Categorising virtual water transfers through China’s electric power sector

New research led by ECI DPhil student, Xiawei Liao explores the interconnections between electricity generation and water consumption in China.

Hydro and thermoelectric power plants account for almost all of China’s electricity power generation2. Both processes lead to the loss of large volumes of water: hydropower, via reservoir evaporation; thermoelectric plants, via cooling processes.

Much has been done to quantify such inter-sector impacts and dependencies 3, 4. However, few appreciate that while electricity can be transmitted across geographical boundaries, water can also be redistributed through virtual water transfers embodied in the transmitted electricity.

Existing studies quantifying sub-national virtual water fluxes within China’s electric power system have adopted a production-based approach, which failed to address the inter-sector contributions among the final electricity users5,6.

New research, led by Xiawei Liao, a doctoral student at the University of Oxford’s Environmental Change Institute (ECI), proposes a new framework based on Multi-Regional Input-Output (MRIO) model. The paper, recently published in Applied Energy, uses the MRIO model to map the water flows in China’s electric power sector, linking physical water consumed in the generation of electricity, to virtual water embodied in electricity consumption.

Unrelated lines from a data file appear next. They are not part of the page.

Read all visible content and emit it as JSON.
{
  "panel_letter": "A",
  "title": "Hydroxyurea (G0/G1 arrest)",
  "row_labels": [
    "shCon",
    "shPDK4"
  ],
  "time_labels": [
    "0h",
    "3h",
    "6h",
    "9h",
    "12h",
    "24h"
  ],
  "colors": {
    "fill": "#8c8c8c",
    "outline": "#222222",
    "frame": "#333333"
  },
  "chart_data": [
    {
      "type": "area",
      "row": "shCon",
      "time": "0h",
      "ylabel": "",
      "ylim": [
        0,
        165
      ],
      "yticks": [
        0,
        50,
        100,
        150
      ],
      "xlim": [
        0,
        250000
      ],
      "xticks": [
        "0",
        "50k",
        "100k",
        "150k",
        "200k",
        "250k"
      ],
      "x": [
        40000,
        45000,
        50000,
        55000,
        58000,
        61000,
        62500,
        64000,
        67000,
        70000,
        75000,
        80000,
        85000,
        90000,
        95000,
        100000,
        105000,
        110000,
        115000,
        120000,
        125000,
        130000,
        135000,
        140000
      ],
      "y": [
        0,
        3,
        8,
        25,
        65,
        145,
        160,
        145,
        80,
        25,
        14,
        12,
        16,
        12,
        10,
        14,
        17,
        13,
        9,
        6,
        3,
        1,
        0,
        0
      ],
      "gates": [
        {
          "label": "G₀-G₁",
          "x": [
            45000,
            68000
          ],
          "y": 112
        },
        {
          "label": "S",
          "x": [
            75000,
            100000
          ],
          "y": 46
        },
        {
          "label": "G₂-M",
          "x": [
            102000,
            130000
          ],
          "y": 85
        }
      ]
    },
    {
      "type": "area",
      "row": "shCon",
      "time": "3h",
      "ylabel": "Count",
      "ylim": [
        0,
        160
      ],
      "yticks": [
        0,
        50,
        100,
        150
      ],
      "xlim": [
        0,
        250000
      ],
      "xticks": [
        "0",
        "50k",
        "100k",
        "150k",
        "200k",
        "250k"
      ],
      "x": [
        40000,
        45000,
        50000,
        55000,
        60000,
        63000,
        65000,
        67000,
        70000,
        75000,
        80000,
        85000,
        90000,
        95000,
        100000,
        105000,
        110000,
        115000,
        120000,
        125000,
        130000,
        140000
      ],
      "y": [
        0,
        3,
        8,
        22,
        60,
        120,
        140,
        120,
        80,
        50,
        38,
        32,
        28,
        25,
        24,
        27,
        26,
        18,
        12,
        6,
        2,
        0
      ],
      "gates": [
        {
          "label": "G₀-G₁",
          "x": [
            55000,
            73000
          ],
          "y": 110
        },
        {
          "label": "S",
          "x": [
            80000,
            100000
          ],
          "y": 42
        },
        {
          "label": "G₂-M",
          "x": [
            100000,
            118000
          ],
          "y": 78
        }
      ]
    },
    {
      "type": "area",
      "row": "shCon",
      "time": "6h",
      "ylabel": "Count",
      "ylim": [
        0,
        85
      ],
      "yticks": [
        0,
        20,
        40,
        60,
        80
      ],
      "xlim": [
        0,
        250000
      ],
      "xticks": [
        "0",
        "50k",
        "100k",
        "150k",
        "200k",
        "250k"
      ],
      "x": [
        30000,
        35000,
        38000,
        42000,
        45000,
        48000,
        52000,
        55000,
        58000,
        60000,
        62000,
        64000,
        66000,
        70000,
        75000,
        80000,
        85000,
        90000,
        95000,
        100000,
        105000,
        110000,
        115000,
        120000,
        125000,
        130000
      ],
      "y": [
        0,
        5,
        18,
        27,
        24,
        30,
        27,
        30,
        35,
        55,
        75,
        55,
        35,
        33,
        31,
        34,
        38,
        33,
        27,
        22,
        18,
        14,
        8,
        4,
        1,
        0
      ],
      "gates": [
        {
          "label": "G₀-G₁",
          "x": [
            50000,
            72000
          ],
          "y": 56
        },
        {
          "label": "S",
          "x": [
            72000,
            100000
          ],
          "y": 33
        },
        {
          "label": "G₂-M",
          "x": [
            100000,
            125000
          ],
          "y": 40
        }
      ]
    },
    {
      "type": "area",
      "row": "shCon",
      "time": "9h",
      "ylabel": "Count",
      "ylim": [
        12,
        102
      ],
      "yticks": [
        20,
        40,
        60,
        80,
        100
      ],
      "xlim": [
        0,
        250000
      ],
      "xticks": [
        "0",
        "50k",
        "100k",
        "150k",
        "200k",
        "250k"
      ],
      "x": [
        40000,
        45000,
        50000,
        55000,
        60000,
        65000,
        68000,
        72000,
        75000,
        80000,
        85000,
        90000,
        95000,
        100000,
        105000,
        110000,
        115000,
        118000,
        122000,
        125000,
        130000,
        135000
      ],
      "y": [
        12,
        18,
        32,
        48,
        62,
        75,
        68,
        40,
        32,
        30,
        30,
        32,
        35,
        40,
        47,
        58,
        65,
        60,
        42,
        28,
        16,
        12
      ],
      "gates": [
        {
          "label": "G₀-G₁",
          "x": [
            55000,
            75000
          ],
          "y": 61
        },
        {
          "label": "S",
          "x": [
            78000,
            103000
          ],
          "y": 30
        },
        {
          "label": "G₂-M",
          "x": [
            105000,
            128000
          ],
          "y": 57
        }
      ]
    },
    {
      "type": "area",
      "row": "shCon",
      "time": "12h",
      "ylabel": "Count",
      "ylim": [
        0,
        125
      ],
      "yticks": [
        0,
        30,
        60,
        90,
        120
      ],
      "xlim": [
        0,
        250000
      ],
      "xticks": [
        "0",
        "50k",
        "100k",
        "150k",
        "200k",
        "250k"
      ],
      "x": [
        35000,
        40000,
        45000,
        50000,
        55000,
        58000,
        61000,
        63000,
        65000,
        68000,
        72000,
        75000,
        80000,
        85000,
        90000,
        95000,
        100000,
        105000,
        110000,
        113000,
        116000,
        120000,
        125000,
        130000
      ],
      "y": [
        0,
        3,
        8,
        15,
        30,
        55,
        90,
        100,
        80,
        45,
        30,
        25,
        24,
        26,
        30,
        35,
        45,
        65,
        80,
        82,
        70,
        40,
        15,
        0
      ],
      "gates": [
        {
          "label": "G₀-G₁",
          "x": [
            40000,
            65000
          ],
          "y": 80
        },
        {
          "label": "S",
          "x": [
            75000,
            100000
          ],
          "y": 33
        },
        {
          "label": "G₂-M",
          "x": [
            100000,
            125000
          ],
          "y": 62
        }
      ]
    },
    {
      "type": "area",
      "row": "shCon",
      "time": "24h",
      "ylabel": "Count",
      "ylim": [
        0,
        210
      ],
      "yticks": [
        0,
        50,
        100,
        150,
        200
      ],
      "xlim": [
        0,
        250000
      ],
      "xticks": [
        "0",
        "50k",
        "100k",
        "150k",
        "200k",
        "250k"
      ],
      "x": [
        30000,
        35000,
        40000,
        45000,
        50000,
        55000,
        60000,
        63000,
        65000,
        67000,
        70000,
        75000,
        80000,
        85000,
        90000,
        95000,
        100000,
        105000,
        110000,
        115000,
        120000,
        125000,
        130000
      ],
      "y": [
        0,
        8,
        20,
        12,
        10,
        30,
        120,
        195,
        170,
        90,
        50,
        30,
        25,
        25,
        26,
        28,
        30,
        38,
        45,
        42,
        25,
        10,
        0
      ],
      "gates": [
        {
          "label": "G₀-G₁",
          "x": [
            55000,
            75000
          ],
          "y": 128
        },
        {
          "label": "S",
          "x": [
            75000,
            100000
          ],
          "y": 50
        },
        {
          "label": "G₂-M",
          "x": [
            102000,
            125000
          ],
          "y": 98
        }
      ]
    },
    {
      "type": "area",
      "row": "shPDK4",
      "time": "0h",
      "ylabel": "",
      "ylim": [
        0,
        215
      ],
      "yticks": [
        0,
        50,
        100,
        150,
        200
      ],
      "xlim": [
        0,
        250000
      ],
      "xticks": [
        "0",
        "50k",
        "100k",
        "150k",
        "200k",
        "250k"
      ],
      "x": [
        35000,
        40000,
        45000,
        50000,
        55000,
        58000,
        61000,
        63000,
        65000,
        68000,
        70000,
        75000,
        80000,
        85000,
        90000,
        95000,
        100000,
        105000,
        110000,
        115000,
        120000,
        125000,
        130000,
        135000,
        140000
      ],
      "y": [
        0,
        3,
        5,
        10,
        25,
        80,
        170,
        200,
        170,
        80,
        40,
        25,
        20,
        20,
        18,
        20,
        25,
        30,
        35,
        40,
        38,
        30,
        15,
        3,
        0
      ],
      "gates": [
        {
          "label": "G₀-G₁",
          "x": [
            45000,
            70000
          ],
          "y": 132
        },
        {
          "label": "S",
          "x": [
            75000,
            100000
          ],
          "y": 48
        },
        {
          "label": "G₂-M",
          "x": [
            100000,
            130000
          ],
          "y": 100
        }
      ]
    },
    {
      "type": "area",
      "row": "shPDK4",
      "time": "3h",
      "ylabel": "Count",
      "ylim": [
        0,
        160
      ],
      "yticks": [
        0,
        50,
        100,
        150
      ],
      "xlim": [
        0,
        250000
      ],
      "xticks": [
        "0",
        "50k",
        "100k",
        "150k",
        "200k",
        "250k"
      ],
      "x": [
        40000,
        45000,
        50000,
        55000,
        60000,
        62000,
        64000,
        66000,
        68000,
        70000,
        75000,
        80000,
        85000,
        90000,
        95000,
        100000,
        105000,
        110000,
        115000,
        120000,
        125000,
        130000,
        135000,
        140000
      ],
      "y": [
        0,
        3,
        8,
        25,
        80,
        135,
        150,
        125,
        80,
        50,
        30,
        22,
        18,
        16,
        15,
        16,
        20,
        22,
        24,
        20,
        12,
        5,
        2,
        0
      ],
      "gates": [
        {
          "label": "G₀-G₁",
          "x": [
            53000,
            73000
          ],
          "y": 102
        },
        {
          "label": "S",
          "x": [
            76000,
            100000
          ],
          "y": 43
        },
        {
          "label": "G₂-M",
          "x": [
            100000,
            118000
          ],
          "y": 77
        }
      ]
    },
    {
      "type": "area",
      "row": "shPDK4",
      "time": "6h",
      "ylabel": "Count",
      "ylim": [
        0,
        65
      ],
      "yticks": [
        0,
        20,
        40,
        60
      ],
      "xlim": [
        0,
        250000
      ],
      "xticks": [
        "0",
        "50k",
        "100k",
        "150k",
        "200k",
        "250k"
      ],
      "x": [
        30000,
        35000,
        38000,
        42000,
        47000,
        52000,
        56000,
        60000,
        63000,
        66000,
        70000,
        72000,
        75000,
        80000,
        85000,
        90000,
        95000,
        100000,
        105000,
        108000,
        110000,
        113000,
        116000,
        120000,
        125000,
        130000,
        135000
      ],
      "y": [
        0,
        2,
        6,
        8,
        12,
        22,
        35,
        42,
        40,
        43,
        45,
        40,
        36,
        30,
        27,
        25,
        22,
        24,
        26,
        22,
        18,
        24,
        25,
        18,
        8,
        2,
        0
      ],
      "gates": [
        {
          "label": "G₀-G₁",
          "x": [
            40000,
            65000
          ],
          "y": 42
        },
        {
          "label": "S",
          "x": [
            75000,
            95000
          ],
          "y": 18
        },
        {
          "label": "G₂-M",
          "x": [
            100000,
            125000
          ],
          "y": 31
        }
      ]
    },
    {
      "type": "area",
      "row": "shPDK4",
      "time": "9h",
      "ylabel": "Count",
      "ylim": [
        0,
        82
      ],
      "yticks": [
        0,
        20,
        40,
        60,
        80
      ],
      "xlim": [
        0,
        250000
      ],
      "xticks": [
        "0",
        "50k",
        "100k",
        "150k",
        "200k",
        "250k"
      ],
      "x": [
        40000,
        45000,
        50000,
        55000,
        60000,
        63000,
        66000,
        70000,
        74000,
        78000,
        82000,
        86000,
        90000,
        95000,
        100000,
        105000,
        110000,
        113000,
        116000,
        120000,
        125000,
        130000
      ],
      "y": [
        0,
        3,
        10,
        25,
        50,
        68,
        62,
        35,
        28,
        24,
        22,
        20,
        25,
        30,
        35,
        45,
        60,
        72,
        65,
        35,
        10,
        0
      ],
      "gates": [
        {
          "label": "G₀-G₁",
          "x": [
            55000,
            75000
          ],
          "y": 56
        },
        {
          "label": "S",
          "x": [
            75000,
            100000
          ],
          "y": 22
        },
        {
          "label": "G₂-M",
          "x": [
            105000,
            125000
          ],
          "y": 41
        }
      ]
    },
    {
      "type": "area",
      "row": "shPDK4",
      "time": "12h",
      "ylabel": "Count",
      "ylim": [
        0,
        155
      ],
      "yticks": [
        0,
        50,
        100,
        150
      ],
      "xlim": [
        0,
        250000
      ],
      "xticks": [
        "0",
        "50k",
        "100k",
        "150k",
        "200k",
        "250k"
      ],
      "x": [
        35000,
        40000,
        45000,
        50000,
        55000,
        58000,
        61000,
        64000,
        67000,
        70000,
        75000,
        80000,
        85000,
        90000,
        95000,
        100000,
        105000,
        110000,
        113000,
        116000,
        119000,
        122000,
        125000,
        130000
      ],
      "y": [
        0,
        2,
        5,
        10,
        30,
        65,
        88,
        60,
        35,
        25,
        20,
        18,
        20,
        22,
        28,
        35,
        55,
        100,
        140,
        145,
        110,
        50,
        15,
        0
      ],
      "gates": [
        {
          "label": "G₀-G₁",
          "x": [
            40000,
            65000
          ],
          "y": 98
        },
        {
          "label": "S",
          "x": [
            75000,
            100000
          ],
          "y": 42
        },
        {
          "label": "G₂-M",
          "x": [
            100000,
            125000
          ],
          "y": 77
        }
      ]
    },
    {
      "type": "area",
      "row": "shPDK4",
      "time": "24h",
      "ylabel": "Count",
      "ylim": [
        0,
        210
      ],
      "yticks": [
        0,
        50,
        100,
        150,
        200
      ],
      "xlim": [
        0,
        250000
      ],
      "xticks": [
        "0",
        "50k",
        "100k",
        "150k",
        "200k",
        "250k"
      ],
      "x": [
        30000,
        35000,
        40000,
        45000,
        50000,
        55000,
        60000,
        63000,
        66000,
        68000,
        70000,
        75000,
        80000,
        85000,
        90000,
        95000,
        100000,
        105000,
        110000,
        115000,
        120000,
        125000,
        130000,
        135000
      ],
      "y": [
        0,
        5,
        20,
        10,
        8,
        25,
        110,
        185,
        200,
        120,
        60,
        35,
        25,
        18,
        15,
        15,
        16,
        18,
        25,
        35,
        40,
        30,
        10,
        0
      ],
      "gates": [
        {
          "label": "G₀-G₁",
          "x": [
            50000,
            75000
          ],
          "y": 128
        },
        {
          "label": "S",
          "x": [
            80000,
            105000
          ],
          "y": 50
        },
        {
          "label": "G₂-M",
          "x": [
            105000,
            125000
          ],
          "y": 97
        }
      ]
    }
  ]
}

The water embodiments are characterised as 1) virtual water embodied in the final consumption (VWEF) i.e. electricity consumption by final demand, including urban and rural household consumption, the public sector etc. and 2) virtual water in electricity used by industries (VWEI).

The researchers applied this framework to 30 provinces in China. They found that China’s thermoelectric and hydroelectric power production consumed 3.8 and 14.6 billion m³ of water respectively in 2010 (see Fig. 1), 60.2% of this driven by the intermediate electricity demands of industry (VWEI).

Figure 1. Water fluxes from physical water consumption to virtual water embodiments in China’s power sector (million m³). Dark Grey – Physical Water; Light Grey – Virtual Water. The width of the fluxes are proportionate to the volume of water.

Nearly half (47.5%) of water consumed in China’s power sector (8.77 billion m3 in 2010) was used for inter-provincial trading purposes, i.e. driven by electricity demands from other provinces.

Many coastal provinces in eastern China, e.g. Beijing, Tianjin, Hebei, Shandong, Jiangsu and Shanghai, are facing varying levels of demand-driven water scarcity due to extensive population growth and advanced development. Importing virtual water through the power sector helps alleviate physical water scarcity.

However, in China’s northern and north-western provinces, water scarcity is aggravated by virtual water outflows. This area is home to significant coal mining and coal-fired power generation. Much of the power generated in the region’s thermoelectric power plants is exported to other parts of China (Figure 2).

Figure 2. Provincial water scarcity in China and their net virtual water transfers through the power sector.

China initiated its West-to-East Power Transmission Project (WEPT) in the Tenth Five-year Plan (2000-2005)1 to stimulate economic development in Western China, while, alleviating resource pressure in the east. Despite concerns about water scarcity, coal-fired electricity transmissions from water-stressed provinces in the north and northwest through the WEPT Northern corridor to the capital region, Jing-jin-ji (Beijing-Tianjin-Hebei) Metropolitan Region, are encouraged in China’s 13th Five-Year Electricity Planning2.

The study warns that, without holistic planning, electric power provision to China’s electricity-importing regions, could threaten water resources in other parts of the country, and ultimately the sustainability to power generation in these exporting provinces. Increased electricity imports could inadvertently expose these net importing regions, which tend to have higher levels of population density, urbanisation and industrialisation, to increased water risk.

Liao, X., Zhao, X., Hall, J. W., & Guan, D. (2018) Categorising virtual water transfers through China’s electric power sector. Applied Energy. Vol. 226, 252–260.


  1. National People’s Congress. 2001. The Tenth Five-Year Plan. Beijing, China.
  2. National Development and Reform Commission. 2016. ‘Electric Power Development 13th Five-Year Plan’. Beijing, China.
  3. Liao, X., Jim W. Hall and Nick Eyre. 2016. ‘Water use in China’s thermoelectric power sector’, Global Environmental Change, 41: 142-52.
  4. Zhang, C., L. Zhong, X. Fu, J. Wang, and Z. Wu. 2016. ‘Revealing Water Stress by the Thermal Power Industry in China Based on a High Spatial Resolution Water Withdrawal and Consumption Inventory’, Environ Sci Technol, 50: 1642-52.
  5. Zhang, Chao, L. Zhong, S. Liang, Kelly T. Sanders, J. Wang and M. Xu. 2017. ‘Virtual scarce water embodied in inter-provincial electricity transmission in China’, Applied Energy, 187: 438-448.
  6. Zhu, Xiaojie, R. Guo, B. Chen, J. Zhang, T. Hayat and A. Alsaedi. 2015. ‘Embodiment of virtual water of power generation in the electric power system in China’, Applied Energy, 151: 345-54.